China and the European Union have exchanged verbal blows at the World Economic Forum, amid ongoing tensions over trade and the war in Ukraine. (EPA-EFE/GIAN EHRENZELLER)


EU and China trade blows at World Economic Forum


China and the European Union have exchanged verbal blows at the World Economic Forum amid ongoing tensions over trade.

Chinese Premier Li Qiang and European Commission President Ursula von der Leyen put forward rival views on January 16 about who and what is damaging international relations today.

Addressing international political and business leaders, Qiang criticised attempts by some global powers to restrict trade for “political means”, especially regarding technology.

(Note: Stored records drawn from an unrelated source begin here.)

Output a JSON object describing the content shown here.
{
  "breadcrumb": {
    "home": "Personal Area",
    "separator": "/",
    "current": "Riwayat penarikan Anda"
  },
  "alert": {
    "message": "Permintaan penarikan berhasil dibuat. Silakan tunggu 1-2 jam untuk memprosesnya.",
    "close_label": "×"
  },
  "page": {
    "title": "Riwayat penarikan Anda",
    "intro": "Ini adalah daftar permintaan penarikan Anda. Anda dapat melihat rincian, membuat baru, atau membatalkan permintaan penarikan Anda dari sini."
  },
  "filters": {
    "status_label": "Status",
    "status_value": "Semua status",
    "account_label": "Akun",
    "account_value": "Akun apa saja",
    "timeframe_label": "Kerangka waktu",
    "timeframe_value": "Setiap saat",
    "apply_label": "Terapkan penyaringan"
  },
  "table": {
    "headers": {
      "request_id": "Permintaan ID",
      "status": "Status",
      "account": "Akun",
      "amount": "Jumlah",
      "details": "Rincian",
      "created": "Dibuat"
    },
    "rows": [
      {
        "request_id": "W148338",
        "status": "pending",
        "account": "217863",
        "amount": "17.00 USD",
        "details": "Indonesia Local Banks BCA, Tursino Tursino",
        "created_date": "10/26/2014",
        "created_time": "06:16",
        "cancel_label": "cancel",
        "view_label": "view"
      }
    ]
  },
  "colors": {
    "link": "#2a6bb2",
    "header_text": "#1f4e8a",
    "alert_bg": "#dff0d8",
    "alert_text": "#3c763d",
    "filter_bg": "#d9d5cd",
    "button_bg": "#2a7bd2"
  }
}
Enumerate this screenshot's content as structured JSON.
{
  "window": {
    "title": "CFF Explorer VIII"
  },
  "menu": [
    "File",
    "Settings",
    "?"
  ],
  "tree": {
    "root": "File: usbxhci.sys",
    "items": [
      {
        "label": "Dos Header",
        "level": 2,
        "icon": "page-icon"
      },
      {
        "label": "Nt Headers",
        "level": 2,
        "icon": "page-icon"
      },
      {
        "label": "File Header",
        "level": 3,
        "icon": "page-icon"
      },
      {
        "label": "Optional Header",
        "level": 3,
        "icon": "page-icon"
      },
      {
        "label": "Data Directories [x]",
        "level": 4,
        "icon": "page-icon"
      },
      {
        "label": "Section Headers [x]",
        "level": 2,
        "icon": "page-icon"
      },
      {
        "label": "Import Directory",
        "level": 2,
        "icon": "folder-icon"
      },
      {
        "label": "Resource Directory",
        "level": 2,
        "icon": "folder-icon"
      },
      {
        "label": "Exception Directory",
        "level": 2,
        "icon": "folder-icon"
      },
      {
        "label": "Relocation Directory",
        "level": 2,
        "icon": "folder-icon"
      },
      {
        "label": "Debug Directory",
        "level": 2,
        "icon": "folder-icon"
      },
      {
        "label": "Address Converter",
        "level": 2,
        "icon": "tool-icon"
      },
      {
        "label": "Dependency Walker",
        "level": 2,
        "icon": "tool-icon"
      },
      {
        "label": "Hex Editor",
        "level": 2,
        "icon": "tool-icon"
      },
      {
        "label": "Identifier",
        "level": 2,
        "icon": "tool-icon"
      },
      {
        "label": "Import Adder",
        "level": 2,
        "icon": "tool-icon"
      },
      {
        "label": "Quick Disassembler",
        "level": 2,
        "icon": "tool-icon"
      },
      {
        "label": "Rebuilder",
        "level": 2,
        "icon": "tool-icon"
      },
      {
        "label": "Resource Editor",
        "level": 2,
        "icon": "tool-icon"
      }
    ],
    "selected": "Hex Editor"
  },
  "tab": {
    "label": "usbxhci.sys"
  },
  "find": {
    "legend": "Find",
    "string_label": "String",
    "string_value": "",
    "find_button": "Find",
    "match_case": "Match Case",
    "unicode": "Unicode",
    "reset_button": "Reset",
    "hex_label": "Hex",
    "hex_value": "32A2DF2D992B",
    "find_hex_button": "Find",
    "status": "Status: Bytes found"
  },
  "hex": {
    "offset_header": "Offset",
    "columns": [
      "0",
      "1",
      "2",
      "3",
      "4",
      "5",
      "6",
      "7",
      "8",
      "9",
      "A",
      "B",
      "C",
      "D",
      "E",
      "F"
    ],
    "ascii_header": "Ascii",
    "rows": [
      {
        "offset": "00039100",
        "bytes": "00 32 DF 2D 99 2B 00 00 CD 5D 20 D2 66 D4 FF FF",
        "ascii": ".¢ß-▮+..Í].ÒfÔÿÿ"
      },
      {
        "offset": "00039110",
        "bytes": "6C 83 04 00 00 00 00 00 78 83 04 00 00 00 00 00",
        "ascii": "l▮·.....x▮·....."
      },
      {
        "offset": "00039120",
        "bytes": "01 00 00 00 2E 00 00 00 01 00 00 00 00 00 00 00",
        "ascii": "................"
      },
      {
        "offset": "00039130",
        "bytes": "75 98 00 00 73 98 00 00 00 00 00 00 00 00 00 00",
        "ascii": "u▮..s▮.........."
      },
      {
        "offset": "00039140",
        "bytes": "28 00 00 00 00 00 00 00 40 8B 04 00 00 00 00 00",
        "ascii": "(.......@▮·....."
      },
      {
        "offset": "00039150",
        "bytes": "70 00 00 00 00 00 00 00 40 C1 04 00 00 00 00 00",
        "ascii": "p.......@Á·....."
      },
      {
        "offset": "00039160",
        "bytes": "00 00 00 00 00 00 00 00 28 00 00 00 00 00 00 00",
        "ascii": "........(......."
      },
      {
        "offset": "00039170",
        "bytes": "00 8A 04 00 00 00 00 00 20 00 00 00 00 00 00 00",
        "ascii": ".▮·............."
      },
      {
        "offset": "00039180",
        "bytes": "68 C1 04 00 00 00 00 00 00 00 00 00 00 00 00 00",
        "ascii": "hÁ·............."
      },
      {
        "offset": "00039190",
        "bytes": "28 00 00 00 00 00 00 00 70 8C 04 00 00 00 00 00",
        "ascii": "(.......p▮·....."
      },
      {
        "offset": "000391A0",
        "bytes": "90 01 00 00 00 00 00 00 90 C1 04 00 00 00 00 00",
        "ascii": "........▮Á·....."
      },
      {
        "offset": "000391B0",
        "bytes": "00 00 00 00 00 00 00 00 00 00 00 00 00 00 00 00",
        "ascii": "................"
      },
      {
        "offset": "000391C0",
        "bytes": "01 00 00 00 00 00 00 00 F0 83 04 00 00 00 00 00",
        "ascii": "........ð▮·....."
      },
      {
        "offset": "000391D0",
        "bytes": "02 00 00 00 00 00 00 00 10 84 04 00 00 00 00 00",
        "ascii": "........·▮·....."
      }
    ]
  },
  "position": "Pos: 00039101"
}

The senior Chinese Communist Party member in particular highlighted what he described as attempts to limit the worldwide trade of “green” technology as being a source of international tension.

“Talks about the need for stronger co-operation on climate governance are often accompanied by actions of erecting barriers to green trade,” he told the WEF conference, complaining that some “high-quality and efficient green and low-carbon technologies and products cannot flow freely” because of what he said were such restrictions.

This seemed to some to be be a veiled jab at the EU, which is currently examining whether or not to impose restrictions on Chinese solar panels and electric vehicles. Both considerations have previously provoked accusations of “unfair” European protectionism from Beijing.

While Qiang appeared to think it best not to mention the EU by name, Von der Leyen seemed less diplomatic in her speech.

Addressing the crowd straight after Li, she explicitly accused China of “harming” international trust by imposing export restrictions on certain rare-earth materials.

“The fact that China has started to prepare export controls on germanium, gallium and graphite now was not trust-building,” she said.

Von der Leyen added that the EU was pursuing a policy of “de-risking” from China and, while it did not want to end trade with it completely, the bloc aimed to ensure it was no longer reliant upon Beijing at all.

“If you look at China over the last 10 to 15 years, China has systematically reduced its reliance on – and over-dependency on – the world, and increased our dependency on China,” she said.

“On that, we have to be very frank and very open.

“It is always better, I think, to address problems – because then you can solve them.”